Viruses. 2019 Mar 8;11(3):235. doi: 10.3390/v11030235.
Noroviruses are responsible for almost a fifth of all cases of gastroenteritis worldwide. New strains evolve every 2⁻4 years by escaping herd immunity and cause worldwide epidemics. In the US alone, noroviruses are responsible for ~20 million cases and more than 70,000 hospitalizations of infected children, annually. Efforts towards a vaccine have been hindered by a lack of detailed structural information about antibody binding and the mechanisms of antibody escape. Caliciviruses have 180 copies of the major capsid protein (VP1; ~58 kDa), that is divided into the N-terminus (N), the shell (S) and C-terminal protruding (P) domains. The S domain forms a shell around the viral RNA genome, while the P domains dimerize to form protrusions on the capsid surface. The P domain is subdivided into P1 and P2 subdomains, with the latter containing the binding sites for cellular receptors and neutralizing antibodies. There is increasing evidence that these viruses are extremely dynamic and this flexibility is critical for viral replication. There are at least two modes of flexibility; the entire P domain relative to the shell and within the P domain itself. Here, the details and possible roles for this remarkable flexibility will be reviewed.

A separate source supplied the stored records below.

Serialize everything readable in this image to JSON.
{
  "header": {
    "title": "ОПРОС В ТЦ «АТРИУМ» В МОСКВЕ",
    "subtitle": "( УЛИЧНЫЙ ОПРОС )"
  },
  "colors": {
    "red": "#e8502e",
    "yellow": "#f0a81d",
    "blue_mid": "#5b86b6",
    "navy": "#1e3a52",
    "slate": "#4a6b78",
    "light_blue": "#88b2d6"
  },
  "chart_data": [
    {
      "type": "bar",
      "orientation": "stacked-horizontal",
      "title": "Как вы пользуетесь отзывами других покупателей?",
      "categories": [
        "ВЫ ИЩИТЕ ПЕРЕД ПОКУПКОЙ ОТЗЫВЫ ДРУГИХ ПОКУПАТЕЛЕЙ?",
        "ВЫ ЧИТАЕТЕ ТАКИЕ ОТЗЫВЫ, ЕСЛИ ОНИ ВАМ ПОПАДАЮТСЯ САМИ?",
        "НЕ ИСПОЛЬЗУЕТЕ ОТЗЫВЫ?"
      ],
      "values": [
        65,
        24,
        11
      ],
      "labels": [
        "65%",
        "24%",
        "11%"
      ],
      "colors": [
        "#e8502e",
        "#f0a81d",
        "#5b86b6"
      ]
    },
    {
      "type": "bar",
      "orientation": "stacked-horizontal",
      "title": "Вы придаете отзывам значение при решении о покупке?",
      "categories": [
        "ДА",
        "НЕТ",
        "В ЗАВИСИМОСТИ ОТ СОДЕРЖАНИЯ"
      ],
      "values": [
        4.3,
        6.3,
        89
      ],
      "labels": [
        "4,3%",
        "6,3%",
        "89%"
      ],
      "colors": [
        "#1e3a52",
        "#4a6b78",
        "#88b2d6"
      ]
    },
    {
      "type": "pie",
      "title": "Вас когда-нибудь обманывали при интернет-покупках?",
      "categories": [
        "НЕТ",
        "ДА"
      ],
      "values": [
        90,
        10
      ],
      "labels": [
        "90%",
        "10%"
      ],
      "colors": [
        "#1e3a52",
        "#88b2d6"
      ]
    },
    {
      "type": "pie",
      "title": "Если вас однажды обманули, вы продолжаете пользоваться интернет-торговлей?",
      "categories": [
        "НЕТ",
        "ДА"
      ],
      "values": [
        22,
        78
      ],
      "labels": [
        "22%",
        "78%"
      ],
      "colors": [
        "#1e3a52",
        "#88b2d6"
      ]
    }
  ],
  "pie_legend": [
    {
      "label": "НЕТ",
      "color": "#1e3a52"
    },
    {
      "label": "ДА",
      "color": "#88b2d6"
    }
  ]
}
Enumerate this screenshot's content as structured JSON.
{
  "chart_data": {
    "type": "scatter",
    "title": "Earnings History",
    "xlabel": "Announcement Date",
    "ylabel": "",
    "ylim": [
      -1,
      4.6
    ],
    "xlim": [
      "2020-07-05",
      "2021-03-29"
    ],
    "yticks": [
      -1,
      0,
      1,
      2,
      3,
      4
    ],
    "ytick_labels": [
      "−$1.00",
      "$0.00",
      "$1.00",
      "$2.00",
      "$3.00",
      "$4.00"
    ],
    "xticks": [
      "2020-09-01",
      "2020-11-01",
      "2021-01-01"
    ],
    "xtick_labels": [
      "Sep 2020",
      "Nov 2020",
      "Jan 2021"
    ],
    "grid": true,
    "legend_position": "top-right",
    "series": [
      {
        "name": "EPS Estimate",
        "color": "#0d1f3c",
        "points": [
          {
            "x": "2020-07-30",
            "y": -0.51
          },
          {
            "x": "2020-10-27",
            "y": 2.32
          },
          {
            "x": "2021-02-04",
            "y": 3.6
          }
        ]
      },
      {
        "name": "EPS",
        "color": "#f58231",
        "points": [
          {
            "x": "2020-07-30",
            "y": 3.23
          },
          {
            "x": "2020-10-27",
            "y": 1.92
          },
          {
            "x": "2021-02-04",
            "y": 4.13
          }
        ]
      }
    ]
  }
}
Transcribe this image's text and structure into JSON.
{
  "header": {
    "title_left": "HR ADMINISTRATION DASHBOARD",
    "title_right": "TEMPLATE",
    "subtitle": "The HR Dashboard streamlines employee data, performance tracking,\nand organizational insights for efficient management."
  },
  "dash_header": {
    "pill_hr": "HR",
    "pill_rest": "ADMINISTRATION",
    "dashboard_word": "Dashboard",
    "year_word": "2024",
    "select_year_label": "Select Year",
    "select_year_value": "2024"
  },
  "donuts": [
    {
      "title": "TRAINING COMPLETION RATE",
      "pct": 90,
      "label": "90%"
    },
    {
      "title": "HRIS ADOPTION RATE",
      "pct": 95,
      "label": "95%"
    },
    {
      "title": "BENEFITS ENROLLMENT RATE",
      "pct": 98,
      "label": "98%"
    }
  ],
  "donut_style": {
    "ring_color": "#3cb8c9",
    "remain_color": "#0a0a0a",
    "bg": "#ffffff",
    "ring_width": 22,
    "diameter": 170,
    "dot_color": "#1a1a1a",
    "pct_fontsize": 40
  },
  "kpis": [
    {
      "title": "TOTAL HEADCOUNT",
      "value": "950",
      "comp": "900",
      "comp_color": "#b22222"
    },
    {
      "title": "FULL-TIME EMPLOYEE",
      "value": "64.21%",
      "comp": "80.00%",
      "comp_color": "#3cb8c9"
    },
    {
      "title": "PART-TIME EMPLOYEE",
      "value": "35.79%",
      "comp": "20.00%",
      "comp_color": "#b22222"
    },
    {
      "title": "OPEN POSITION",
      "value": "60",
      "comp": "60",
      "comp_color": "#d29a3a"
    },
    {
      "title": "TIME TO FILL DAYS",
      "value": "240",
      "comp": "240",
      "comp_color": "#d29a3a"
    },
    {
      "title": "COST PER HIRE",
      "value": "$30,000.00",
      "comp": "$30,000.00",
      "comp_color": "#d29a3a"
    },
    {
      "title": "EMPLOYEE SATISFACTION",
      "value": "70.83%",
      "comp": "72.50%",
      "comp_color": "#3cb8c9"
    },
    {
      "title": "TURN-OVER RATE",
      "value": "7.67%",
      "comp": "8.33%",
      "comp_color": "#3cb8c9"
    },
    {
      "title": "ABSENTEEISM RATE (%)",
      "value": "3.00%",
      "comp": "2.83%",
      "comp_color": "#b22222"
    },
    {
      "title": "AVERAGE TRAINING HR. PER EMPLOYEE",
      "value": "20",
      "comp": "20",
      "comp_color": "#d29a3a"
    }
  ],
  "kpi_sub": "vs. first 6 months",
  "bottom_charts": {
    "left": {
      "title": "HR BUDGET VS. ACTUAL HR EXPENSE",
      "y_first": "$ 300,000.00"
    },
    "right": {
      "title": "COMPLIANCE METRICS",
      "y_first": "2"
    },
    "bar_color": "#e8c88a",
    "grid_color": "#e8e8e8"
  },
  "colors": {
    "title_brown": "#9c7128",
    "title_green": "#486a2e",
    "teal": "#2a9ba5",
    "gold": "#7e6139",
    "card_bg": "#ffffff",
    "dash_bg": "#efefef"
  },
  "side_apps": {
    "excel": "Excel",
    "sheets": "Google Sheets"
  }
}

诺如病毒是导致全世界近五分之一的胃肠炎病例的罪魁祸首。每隔 2⁻4 年,新的毒株就会通过逃避群体免疫而进化,并引发全球范围内的流行。仅在美国,每年就有2000 万例诺如病毒感染病例和超过 7 万名感染儿童住院。由于缺乏关于抗体结合和抗体逃逸机制的详细结构信息,疫苗的研发工作受到了阻碍。杯状病毒有 180 个主要衣壳蛋白(VP1;58 kDa)拷贝,分为 N 端(N)、壳(S)和 C 端突出(P)结构域。S 结构域围绕病毒 RNA 基因组形成外壳,而 P 结构域二聚化形成衣壳表面的突起。P 结构域进一步分为 P1 和 P2 亚结构域,后者包含细胞受体和中和抗体的结合位点。越来越多的证据表明,这些病毒具有极高的灵活性,这种灵活性对病毒复制至关重要。至少有两种灵活性模式;整个 P 结构域相对于外壳和 P 结构域本身内。在这里,将详细讨论这种显著灵活性的细节和可能的作用。